Turing's Wager is a philosophical argument that claims it is impossible to infer or deduce a detailed mathematical model of the human brain within a reasonable timescale, and thus impossible in any practical sense. The argument was first given in 1950 by the computational theorist Alan Turing in his paper Computing Machinery and Intelligence, published in Mind (Turing 1950). The argument asserts that determining any mathematical model of a computer (its source code or any isomorphic equivalent such as a Turing machine or virtual simulation) is not possible in a reasonable timeframe. As a consequence, determining a mathematical model of the human brain (which is, by its nature, more complicated) must also be impossible within that timeframe.

== Effect of modern technology on the wager ==

It has been argued that modern neuroimaging techniques will allow researchers to create accurate simulations of the human mind within the 21st century (Kurzweil 2012; Markram 2012, Fildes 2009), thereby overcoming the wager. Others have argued that such claims are unjustified (Thwaites, Soltan, Wieser & Nimmo-Smith 2017).

== Relationship between Turing's Wager and the Turing Test ==

The Turing Test attempts to define when a machine might be said to possess human intelligence, while Turing's Wager is an argument aiming to demonstrate that characterising the brain mathematically will take over a thousand years. While building an artificial intelligence and mapping the human brain are both difficult endeavours, the former is actually a sub-problem of the latter (Thwaites, Soltan, Wieser & Nimmo-Smith 2017).

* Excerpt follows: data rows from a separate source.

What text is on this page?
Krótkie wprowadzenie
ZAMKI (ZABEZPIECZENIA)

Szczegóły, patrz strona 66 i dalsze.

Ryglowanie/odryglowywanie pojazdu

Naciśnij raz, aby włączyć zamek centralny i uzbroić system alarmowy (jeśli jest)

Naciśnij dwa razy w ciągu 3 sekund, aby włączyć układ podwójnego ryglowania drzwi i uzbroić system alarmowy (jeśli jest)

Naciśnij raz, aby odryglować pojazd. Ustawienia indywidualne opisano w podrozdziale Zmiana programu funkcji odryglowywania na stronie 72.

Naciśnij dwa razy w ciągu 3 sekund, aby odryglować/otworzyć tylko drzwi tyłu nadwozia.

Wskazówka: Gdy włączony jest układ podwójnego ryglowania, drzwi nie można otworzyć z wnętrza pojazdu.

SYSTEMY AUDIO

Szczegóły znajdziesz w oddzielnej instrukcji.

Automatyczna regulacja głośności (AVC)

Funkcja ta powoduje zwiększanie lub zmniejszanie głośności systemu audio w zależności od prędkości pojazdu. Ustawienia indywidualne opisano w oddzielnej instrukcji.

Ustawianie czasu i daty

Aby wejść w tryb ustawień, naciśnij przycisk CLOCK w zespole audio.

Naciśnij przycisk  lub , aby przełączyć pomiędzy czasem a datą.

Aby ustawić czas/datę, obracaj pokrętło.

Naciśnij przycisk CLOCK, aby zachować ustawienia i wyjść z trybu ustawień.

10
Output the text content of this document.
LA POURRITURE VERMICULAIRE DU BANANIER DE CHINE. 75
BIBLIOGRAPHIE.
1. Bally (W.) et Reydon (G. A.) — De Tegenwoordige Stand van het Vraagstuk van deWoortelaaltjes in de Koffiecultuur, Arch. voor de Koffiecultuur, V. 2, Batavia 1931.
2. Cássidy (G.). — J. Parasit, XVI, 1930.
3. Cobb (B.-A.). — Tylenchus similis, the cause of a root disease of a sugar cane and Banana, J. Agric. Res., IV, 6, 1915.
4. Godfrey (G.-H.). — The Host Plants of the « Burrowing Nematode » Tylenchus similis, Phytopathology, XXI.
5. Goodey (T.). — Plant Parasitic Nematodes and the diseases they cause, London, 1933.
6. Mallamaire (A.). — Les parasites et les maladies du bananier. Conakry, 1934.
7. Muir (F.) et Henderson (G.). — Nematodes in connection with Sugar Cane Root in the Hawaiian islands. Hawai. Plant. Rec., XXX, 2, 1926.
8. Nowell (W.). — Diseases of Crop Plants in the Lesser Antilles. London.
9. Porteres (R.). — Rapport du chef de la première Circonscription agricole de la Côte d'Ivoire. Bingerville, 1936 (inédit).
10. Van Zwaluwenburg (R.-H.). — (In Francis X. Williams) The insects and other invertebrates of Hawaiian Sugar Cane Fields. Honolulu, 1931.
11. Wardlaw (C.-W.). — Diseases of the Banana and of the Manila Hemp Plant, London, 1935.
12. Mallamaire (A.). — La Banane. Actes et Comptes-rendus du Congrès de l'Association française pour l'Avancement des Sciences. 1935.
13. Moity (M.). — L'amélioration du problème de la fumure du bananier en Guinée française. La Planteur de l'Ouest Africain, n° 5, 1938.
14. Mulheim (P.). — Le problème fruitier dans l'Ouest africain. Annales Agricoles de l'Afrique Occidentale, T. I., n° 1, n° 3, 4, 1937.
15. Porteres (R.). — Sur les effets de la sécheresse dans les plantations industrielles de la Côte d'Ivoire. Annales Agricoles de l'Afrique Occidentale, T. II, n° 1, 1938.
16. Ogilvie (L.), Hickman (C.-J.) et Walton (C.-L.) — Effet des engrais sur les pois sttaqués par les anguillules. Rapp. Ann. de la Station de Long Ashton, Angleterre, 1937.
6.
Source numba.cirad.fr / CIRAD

== Alternative use in AI ethics ==

In contemporary philosophical literature, the phrase "Turing's Wager" has also been adapted independently of Turing's original mathematical argument to describe a pragmatic framework regarding machine consciousness and moral status, drawing an analogy to Pascal's Wager. Philosophers like David Chalmers argue that because it is impossible to verify whether an AI possesses genuine internal understanding (as debated in John Searle's Chinese Room) or is merely simulating it, society faces an ethical dilemma. Even if there is only a small probability that an AI has subjective experiences, the moral stakes of being wrong mean society must default to treating them as conscious subjects (Chalmers 2022).

Under this ethical formulation of the wager, if an artificial entity behaves as though it possesses sentience or the capacity to suffer, humans are morally obligated to treat it as a moral subject. Proponents of this view argue that the severe moral cost of accidentally mistreating a truly conscious entity vastly outweighs the minor cost of mistakenly granting ethical considerations to a non-conscious machine (Schwitzgebel & Garza 2015).